There’s a lot of words I’ll never say,
A lot I wish I could say.
This life has brought me places I thought I’d never be.
I’ve seen things, I wish I could forget.
But you can’t forget, when you’re living right in the middle of it.
I get so stressed, so down, so out of my mind….
There has to be an end…
There has to be an answer…
There has to be a way to put all the pieces back together.
I’m a train wreck…
Even when things are good….
They always just turn right around, and head for the worst.
It never changes, it’s just a cycle.
I want a place to lay my head…
to call a home, that’s not just a cage full of demons.
Oh how I fight, everyday, just to have to strength…
To not let this drive me off the edge.
I’m stronger than this, I really am…
It’s just the constant repetition that breaks me down.
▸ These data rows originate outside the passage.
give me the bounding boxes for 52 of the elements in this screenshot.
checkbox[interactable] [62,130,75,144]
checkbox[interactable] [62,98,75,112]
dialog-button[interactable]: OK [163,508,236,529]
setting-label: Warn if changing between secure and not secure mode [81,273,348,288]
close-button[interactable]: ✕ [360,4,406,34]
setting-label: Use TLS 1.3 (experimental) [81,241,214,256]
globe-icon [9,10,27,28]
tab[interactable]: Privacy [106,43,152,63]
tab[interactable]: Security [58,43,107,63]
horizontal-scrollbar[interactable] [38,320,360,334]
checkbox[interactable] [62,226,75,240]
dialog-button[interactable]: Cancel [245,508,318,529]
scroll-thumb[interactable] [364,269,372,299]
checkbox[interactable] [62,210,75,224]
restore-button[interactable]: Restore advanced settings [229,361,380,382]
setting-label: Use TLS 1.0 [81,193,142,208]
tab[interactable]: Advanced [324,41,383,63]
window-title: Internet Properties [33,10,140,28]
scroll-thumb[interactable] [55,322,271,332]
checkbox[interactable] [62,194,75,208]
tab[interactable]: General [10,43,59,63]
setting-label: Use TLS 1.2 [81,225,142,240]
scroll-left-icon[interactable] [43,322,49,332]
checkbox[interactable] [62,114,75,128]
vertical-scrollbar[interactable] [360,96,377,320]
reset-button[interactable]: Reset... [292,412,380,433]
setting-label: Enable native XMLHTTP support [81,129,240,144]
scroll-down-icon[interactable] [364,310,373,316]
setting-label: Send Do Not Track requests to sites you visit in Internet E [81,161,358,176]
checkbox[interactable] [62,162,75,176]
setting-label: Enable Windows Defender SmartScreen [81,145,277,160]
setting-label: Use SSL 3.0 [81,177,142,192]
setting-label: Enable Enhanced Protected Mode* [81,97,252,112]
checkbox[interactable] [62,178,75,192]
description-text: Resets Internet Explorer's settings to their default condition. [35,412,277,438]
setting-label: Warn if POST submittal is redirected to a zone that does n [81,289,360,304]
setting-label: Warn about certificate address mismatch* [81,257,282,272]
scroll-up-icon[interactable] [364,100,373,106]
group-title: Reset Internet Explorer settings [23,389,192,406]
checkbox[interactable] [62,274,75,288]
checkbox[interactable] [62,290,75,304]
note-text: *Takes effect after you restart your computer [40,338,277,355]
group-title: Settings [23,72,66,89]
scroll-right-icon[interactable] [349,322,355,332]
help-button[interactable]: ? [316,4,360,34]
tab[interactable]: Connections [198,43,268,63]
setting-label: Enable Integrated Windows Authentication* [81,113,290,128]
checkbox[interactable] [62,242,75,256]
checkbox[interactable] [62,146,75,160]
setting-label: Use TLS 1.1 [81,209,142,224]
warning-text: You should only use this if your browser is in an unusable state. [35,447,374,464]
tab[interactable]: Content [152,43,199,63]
I do find happiness in this hell… and truly I am a happy person.
I just know how good life COULD be…
and how ridiculous it is…
And it makes me sick.
tired of the hate,
of the lies,
of the thieves…
Tired of dealing with problems not my own,
of seeing him hurt,
of watching it all unfold…
Tired of fake kindness,
of trying to get along,
of forgiving and forgetting,
Tired of track lines,
and of pill residue.
Tired of the addictions,
and your fake sobriety,
of all your excuses,
and of the pills that caused it all….
You fools… you wonder why you’re life is living hell.